What’s better than matching three like-colored gems together and watching them disappear? Watching you warrior hit a rat in the face with his sword after it happens! This scenario explains the central joy inherent in Puzzle Quest. The role-playing, strategy, puzzle game mash up series has been quiet in the past couple of years since its creator Infinite Interactive has been bounced around between studio mergers and acquisitions since the beginning of 2011. The studio is independent once again and promising that there’s more Puzzle Quest on the way.
At the beginning of 2011, Infinite merged with Flight Control and Real Racing developer Firemint. Electronic Arts then bought up Firemint in its mad dash for mobile game developers later that year. This week EA merged Firemint and Mass Effect Infiltrator developer IronMonkey, but as Joystiq reported on Wednesday, the best news to come out of that merger was that Infinite Interactive was once again a free agent in the game market.
“I think everybody agreed that Infinite does its best work when it’s independent, and so we headed back out into the wilderness to work on our own stuff again,” said Infinite founder Steve Fawkner.
“While I don’t have a specific announcement that I can make at the moment, if you shook a Magic 8-Ball and asked it, ‘Will Infinite’s next game be a Puzzle Quest title?’ then it would probably say, ‘All signs point to yes!’”
That sounds like a strong confirmation that Puzzle Quest will be back before too long even though Fawkner describes the intellectual property rights to the series as “a little more complicated” in the wake of the studio’s shuffling about the business world.
“In the short term, we will continue to build and innovate in genres and settings that we know and love. That means games that combine fantasy, puzzles, strategy, and tactics,” said Fawkner.

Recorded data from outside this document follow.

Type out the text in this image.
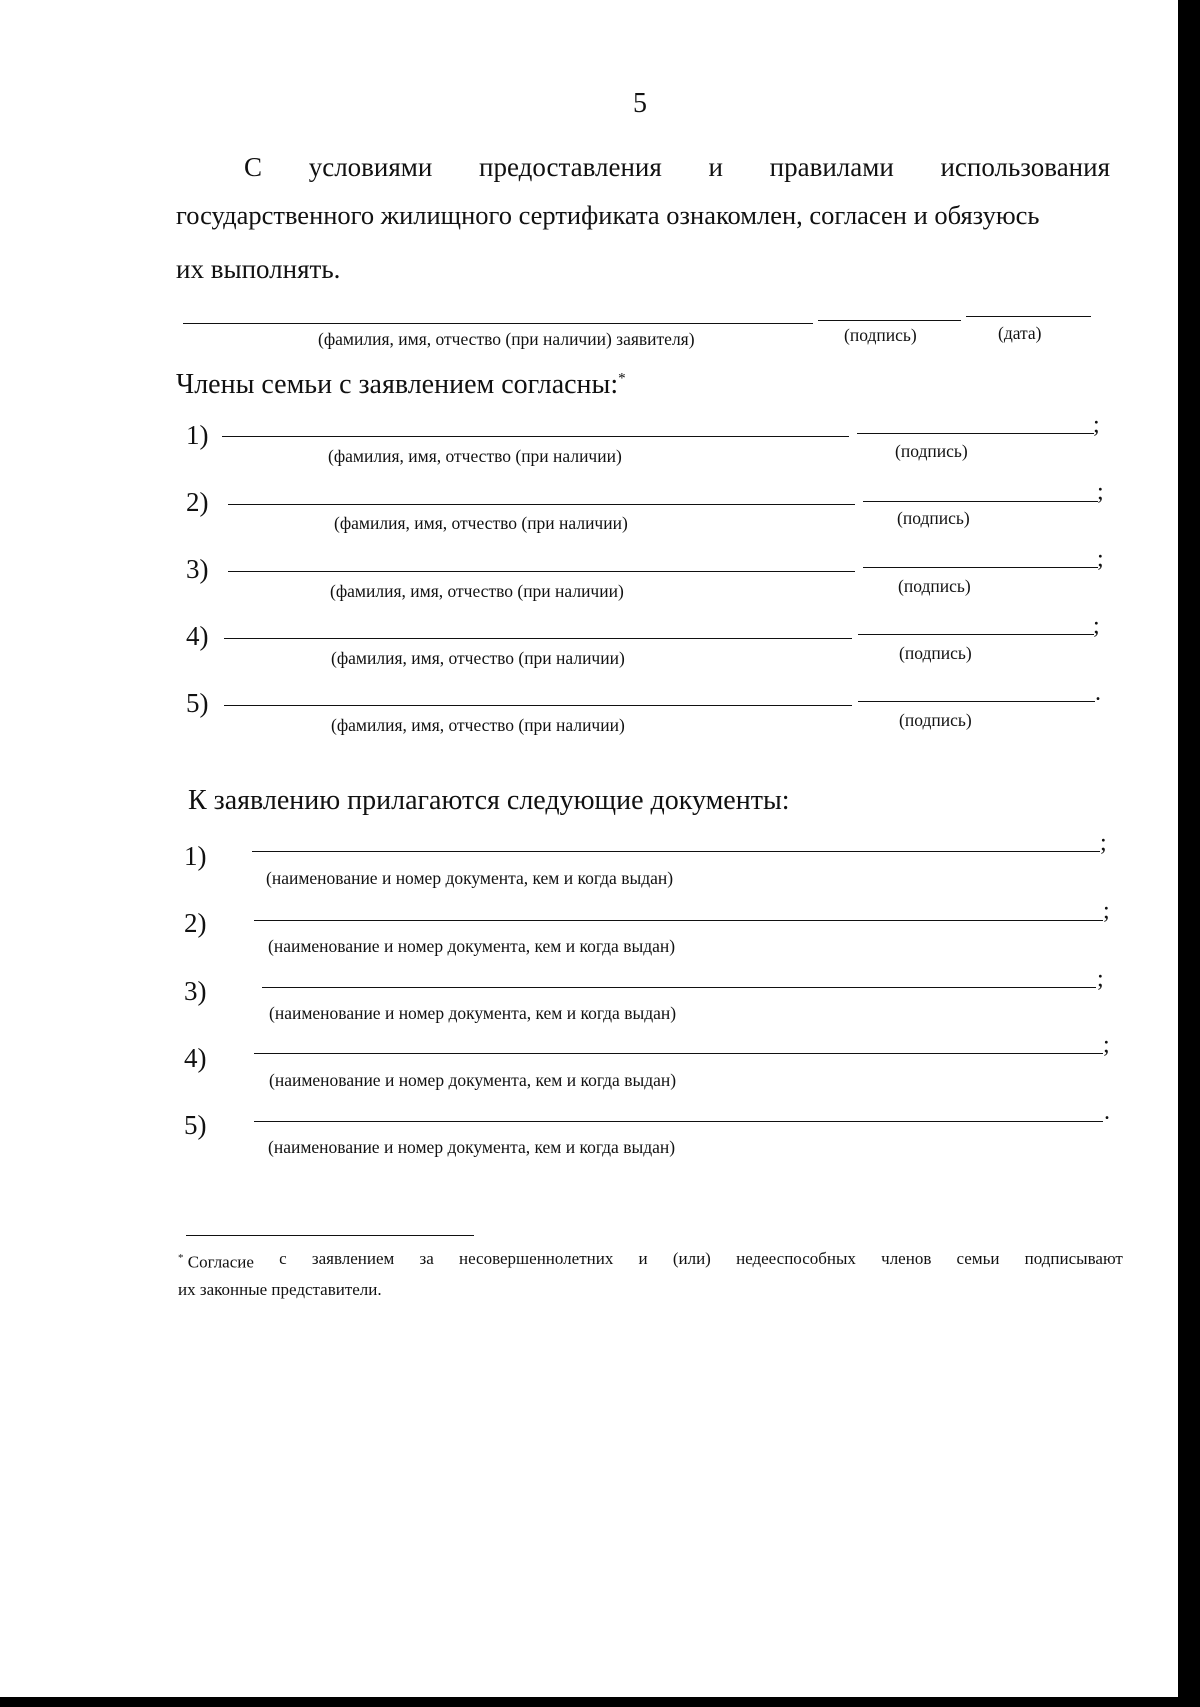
5
С условиями предоставления и правилами использования
государственного жилищного сертификата ознакомлен, согласен и обязуюсь
их выполнять.
(фамилия, имя, отчество (при наличии) заявителя)	(подпись)	(дата)
Члены семьи с заявлением согласны:*
1)	;
(фамилия, имя, отчество (при наличии)	(подпись)
2)	;
(фамилия, имя, отчество (при наличии)	(подпись)
3)	;
(фамилия, имя, отчество (при наличии)	(подпись)
4)	;
(фамилия, имя, отчество (при наличии)	(подпись)
5)	.
(фамилия, имя, отчество (при наличии)	(подпись)
К заявлению прилагаются следующие документы:
1)	;
(наименование и номер документа, кем и когда выдан)
2)	;
(наименование и номер документа, кем и когда выдан)
3)	;
(наименование и номер документа, кем и когда выдан)
4)	;
(наименование и номер документа, кем и когда выдан)
5)	.
(наименование и номер документа, кем и когда выдан)
* Согласие с заявлением за несовершеннолетних и (или) недееспособных членов семьи подписывают
их законные представители.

Puzzle Quest is a great series but the most encouraging part of this story is that not only will Infinite Interactive remain an independent entity in a brutally competitive industry, it will also likely retain its property. Infinite rose to success in 2007 and 2008, the moment when the video game industry changed dramatically. The rise of mobile gaming thanks to outlets like the iTunes App Store coincided with the peak and subsequent crash of the home console market. Many independent studios from that time were either bought up, stripped of their intellectual property, or closed outright. Infinite is a laudable survivor.